PB: Per il momento non diremo molto. Ho sentito il rumore dell'osso che si rompeva, quindi ho capito subito che c'era una frattura. Sono deluso perché venivo da un altro infortunio, che mi ha tormentato per 6 mesi. Lì stavo migliorando sempre di più ed è successo questo. Ma mi sono detto che non aveva senso essere negativi.
Confermi questa frase che sentiamo sempre di più: per potersi rigenerare a causa del ritmo infernale, un rugbista deve essere gravemente infortunato?
PB: Le stagioni e i calendari diventano sempre più intensi, è vero. Ma qui a La Rochelle, e per discuterne con altri che giocano altrove, ogni staff fa quello che è necessario per darci riposo ed evitare che giochiamo troppe partite. Non sono pazzi (ride). Qui, se vedono che siamo cotti, non esitano a lasciarci a bocca aperta. Poi ammetto che quando sei infortunato per molto tempo, hai tempo per rigenerarti.
Infine, siete gli stessi particolarmente esposti quando ci sono i grandi incontri, e La Rochelle li fa da anni…
PB: Sì, ma questi grandi match li vogliamo tutti giocare.

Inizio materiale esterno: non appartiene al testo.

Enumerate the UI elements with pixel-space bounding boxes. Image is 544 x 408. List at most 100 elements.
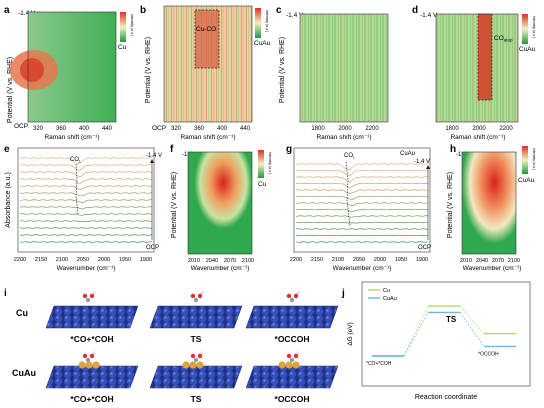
- oxygen-atom: [89, 353, 95, 359]
- energy-connector: [459, 305, 485, 334]
- panel-e-spectra: [19, 157, 153, 243]
- panel-d-tick: 2000: [472, 126, 486, 132]
- panel-g-letter: g: [286, 144, 292, 155]
- spectrum-line: [295, 202, 429, 206]
- panel-g-top-title: CuAu: [400, 151, 415, 157]
- ir-tick-label: 2000: [374, 257, 386, 263]
- panel-j-plot-frame: [361, 281, 531, 387]
- panel-f: Potential (V vs. RHE) -1.4 Intensity (a.…: [171, 150, 272, 272]
- catalyst-slab: [149, 365, 243, 389]
- panel-b-cbar-label: CuAu: [254, 40, 271, 47]
- spectrum-line: [295, 215, 429, 218]
- panel-g-trend-line: [345, 161, 351, 227]
- panel-b-ylabel: Potential (V vs. RHE): [145, 37, 152, 103]
- spectrum-line: [19, 164, 153, 171]
- panel-i-row-label-cuau: CuAu: [12, 368, 36, 378]
- hydrogen-atom: [200, 351, 204, 355]
- carbon-atom: [85, 297, 91, 303]
- spectrum-line: [296, 169, 429, 177]
- au-atom: [278, 361, 286, 369]
- panel-e-letter: e: [4, 144, 10, 155]
- panel-d-cbar-title: Intensity (a.u.): [532, 16, 536, 38]
- panel-c: Potential (V vs. RHE) -1.4 V 1800 2000 2…: [279, 12, 389, 141]
- state-label: *OCCOH: [478, 351, 499, 357]
- spectrum-line: [19, 227, 153, 229]
- spectrum-line: [19, 206, 153, 210]
- au-atom: [292, 361, 300, 369]
- catalyst-slab: [245, 365, 339, 389]
- spectrum-line: [20, 241, 152, 243]
- panel-b-colorbar: [255, 8, 261, 38]
- ir-tick-label: 2050: [77, 257, 89, 263]
- panel-a-cbar-title: Intensity (a.u.): [130, 14, 134, 36]
- energy-connector: [403, 312, 429, 357]
- panel-h: Potential (V vs. RHE) -1.4 Intensity (a.…: [447, 146, 536, 272]
- panel-b-ocp: OCP: [152, 125, 166, 132]
- spectrum-line: [295, 221, 429, 224]
- spectrum-line: [19, 171, 153, 178]
- panel-i-state-label: TS: [191, 334, 202, 344]
- hydrogen-atom: [92, 351, 96, 355]
- panel-e-top-label: -1.4 V: [146, 153, 162, 159]
- ir-tick-label: 2000: [98, 257, 110, 263]
- catalyst-slab: [149, 305, 243, 329]
- panel-b-letter: b: [140, 5, 146, 16]
- panel-f-heatmap: [188, 152, 252, 254]
- spectrum-line: [19, 220, 152, 222]
- catalyst-slab: [245, 305, 339, 329]
- oxygen-atom: [286, 293, 292, 299]
- energy-connector: [403, 305, 429, 357]
- panel-b-tick: 360: [194, 126, 205, 132]
- oxygen-atom: [82, 293, 88, 299]
- ir-tick-label: 1950: [119, 257, 131, 263]
- au-atom: [85, 361, 93, 369]
- panel-b-tick: 440: [240, 126, 251, 132]
- panel-c-letter: c: [276, 5, 282, 16]
- panel-a-tick: 400: [79, 126, 90, 132]
- hydrogen-atom: [92, 291, 96, 295]
- ir-tick-label: 2050: [353, 257, 365, 263]
- panel-e-xticks: 2200 2150 2100 2050 2000 1950 1900: [14, 257, 152, 263]
- panel-e-co-label: COL: [70, 157, 82, 164]
- panel-h-letter: h: [450, 144, 456, 155]
- au-atom: [189, 361, 197, 369]
- panel-h-tick: 2070: [492, 258, 504, 264]
- panel-g-top-label: -1.4 V: [414, 159, 430, 165]
- panel-g-co-label: COL: [344, 153, 356, 160]
- energy-connector: [459, 312, 485, 347]
- spectrum-line: [19, 192, 153, 197]
- panel-a-cbar-label: Cu: [118, 44, 127, 51]
- panel-b-highlight-box: [194, 9, 220, 69]
- panel-d-annotation: COatop: [494, 35, 513, 43]
- panel-b-annotation: Cu-CO: [196, 26, 216, 33]
- au-atom: [196, 361, 204, 369]
- panel-a-xlabel: Raman shift (cm⁻¹): [44, 134, 99, 141]
- oxygen-atom: [293, 293, 299, 299]
- panel-e-ocp: OCP: [146, 245, 159, 251]
- panel-f-xlabel: Wavenumber (cm⁻¹): [191, 265, 250, 272]
- legend-label: Cu: [383, 288, 390, 294]
- panel-b-tick: 320: [171, 126, 182, 132]
- spectrum-line: [295, 228, 429, 230]
- panel-h-cbar-label: CuAu: [518, 177, 535, 184]
- panel-d-cbar-label: CuAu: [519, 46, 536, 53]
- spectrum-line: [19, 157, 153, 165]
- panel-f-colorbar: [258, 150, 264, 178]
- panel-j-marks: *CO+*COH TS *OCCOH: [366, 305, 516, 367]
- panel-c-xlabel: Raman shift (cm⁻¹): [316, 134, 371, 141]
- spectrum-line: [295, 208, 429, 212]
- panel-a-colorbar: [120, 12, 126, 42]
- ir-tick-label: 2200: [14, 257, 26, 263]
- spectrum-line: [295, 189, 429, 194]
- panel-e: Absorbance (a.u.) COL -1.4 V OCP 2200 215…: [5, 147, 162, 272]
- spectrum-line: [295, 241, 429, 243]
- panel-c-heatmap: [300, 14, 388, 122]
- spectrum-line: [295, 163, 429, 171]
- spectrum-line: [19, 234, 153, 236]
- panel-b-xlabel: Raman shift (cm⁻¹): [180, 134, 235, 141]
- panel-f-tick: 2070: [224, 258, 236, 264]
- panel-c-tick: 1800: [311, 126, 325, 132]
- panel-h-tick: 2100: [508, 258, 520, 264]
- panel-d-tick: 2200: [499, 126, 513, 132]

In questi casi la fatica si dimentica velocemente. Ecco perché qui i giocatori forti nello spogliatoio vengono gestiti particolarmente all'inizio della stagione in modo che siano disponibili e freschi, se possibile, a fine stagione.

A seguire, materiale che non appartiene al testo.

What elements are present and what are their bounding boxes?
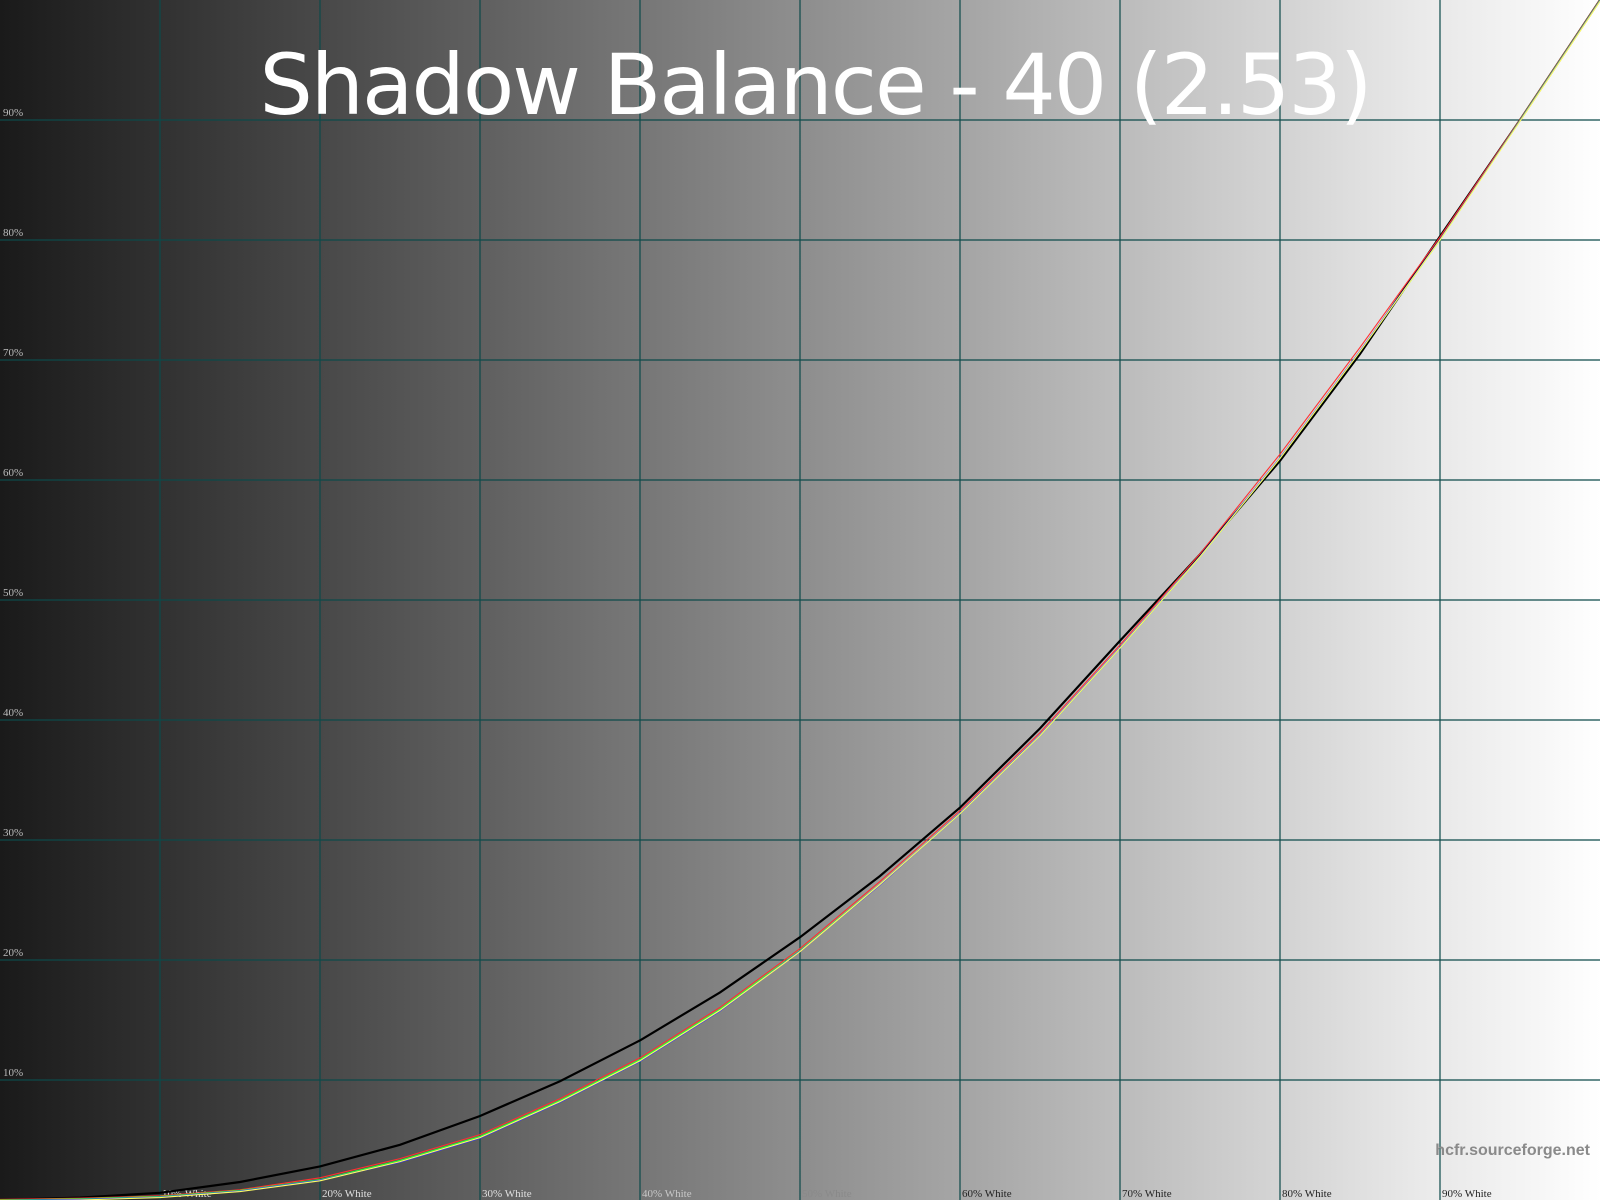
x-tick-label: 90% White xyxy=(1442,1188,1492,1200)
y-tick-label: 50% xyxy=(3,587,23,599)
chart-title: Shadow Balance - 40 (2.53) xyxy=(259,36,1372,134)
y-tick-label: 40% xyxy=(3,707,23,719)
y-tick-label: 80% xyxy=(3,227,23,239)
y-tick-label: 70% xyxy=(3,347,23,359)
y-tick-label: 60% xyxy=(3,467,23,479)
x-tick-label: 80% White xyxy=(1282,1188,1332,1200)
y-tick-label: 30% xyxy=(3,827,23,839)
x-tick-label: 20% White xyxy=(322,1188,372,1200)
y-tick-label: 20% xyxy=(3,947,23,959)
x-tick-label: 30% White xyxy=(482,1188,532,1200)
y-tick-label: 10% xyxy=(3,1067,23,1079)
x-tick-label: 40% White xyxy=(642,1188,692,1200)
y-tick-label: 90% xyxy=(3,107,23,119)
x-tick-label: 60% White xyxy=(962,1188,1012,1200)
x-tick-label: 70% White xyxy=(1122,1188,1172,1200)
x-tick-label: 50% White xyxy=(802,1188,852,1200)
watermark: hcfr.sourceforge.net xyxy=(1435,1142,1590,1159)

L'arrivo dei compagni di squadra in ospedale
Sei rimasto sorpreso nel vedere l'intera squadra venire in ospedale dopo l'operazione. Prova di un gruppo unito?
PB: Ero felice, è stato molto gentile da parte loro. Ebbene, un'infermiera me ne aveva parlato un po'. Tre di loro sono entrati nella stanza per fare una foto con me, e uno di loro mi ha detto “passa la squadra”. Quando mi ha parlato dell’équipe ho pensato al personale infermieristico. Ho risposto che non mi dava fastidio. E poi lei risponde: “ma no, la tua squadra”. Si rese conto di quello che stava facendo perché vide che io non lo sapevo. E quando sono arrivati ho finto di stupirmi (ride). C'è da dire che 40 giocatori che arrivano in ospedale li senti arrivare. Sono stati bravi, mi hanno portato tante cose che facevano bene alla testa, meno al corpo. Questo mi ha davvero toccato. Ciò dimostra che questo gruppo è unito e che sono piuttosto apprezzato dai miei partner.
Quando subiamo un infortunio grave, la nostra priorità è curarci. Ma quale atteggiamento adottiamo nei confronti del gruppo? Cosa facciamo quotidianamente?
PB: Ognuno è diverso. Alcuni hanno bisogno di prendersi una pausa dal gruppo, di partire per un mese intero. Mi piace stare in contatto con il gruppo e partecipare agli incontri. Ovviamente è sempre difficile esprimere la propria opinione quando si è lontani dal campo perché ci si sente meno legittimati. Nemmeno io parlo continuamente, porto solo la mia esperienza o la mia opinione quando penso che sia buona. Voglio divertirmi con questa squadra, nella buona e nella cattiva sorte.